Antibodies are among the most versatile molecules in therapeutic discovery, yet computational antibody library design remains challenging when evolutionary signals from multiple sequence alignments are sparse or unreliable. We present DiffAntiSeq, a controllable diffusion-based generative framework for efficient, target-specific antibody sequence design. DiffAntiSeq performs non-autoregressive denoising in a continuous latent residue embedding space, enabling global sequence refinement beyond the limitations of autoregressive or discrete diffusion models.
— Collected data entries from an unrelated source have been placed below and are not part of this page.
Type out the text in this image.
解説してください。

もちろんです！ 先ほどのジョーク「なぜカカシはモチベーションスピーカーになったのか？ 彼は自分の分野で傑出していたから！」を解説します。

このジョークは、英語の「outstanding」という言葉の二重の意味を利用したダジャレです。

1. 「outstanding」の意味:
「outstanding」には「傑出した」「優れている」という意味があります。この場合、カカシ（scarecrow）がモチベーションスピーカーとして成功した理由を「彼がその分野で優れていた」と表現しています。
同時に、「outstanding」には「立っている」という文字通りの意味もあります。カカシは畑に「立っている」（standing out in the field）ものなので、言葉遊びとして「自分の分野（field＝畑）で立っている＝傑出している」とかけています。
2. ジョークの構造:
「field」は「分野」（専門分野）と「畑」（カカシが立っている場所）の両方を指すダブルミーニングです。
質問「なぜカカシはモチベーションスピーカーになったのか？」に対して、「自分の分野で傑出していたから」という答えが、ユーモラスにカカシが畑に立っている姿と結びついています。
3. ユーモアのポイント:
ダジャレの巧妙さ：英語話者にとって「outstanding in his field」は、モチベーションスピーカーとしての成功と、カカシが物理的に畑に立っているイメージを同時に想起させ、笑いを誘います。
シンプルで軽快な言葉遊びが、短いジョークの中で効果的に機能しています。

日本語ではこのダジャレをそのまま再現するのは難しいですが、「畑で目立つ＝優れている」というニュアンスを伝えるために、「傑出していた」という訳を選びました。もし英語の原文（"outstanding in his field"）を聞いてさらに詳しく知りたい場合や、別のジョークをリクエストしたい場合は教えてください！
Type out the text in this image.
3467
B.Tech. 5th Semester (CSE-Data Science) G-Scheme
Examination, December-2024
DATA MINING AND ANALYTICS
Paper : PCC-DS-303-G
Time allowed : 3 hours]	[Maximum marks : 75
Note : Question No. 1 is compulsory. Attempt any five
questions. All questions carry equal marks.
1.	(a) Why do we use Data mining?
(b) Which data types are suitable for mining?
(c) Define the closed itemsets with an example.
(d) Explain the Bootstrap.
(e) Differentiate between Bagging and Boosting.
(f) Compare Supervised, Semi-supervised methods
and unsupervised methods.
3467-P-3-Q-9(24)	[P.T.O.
To steer generation toward desired functional outcomes, we incorporate gradient-based classifier guidance derived from protein language models trained to predict antibody–antigen binding affinity and specificity. We evaluate DiffAntiSeq using large-scale antibody sequence and binding data from the AlphaSeq platform, and apply it to the design of thousands of single-chain variable fragment antibodies targeting a SARS-CoV-2 peptide. Across extensive in silico analyses and structure-based validation, DiffAntiSeq consistently outperforms state-of-the-art machine-learning-driven evolution methods, producing antibody libraries with substantially stronger binding while maintaining meaningful sequence diversity. These results demonstrate that controllable diffusion in continuous latent sequence space provides an effective and scalable paradigm for antibody library design in data-sparse and structure-limited settings.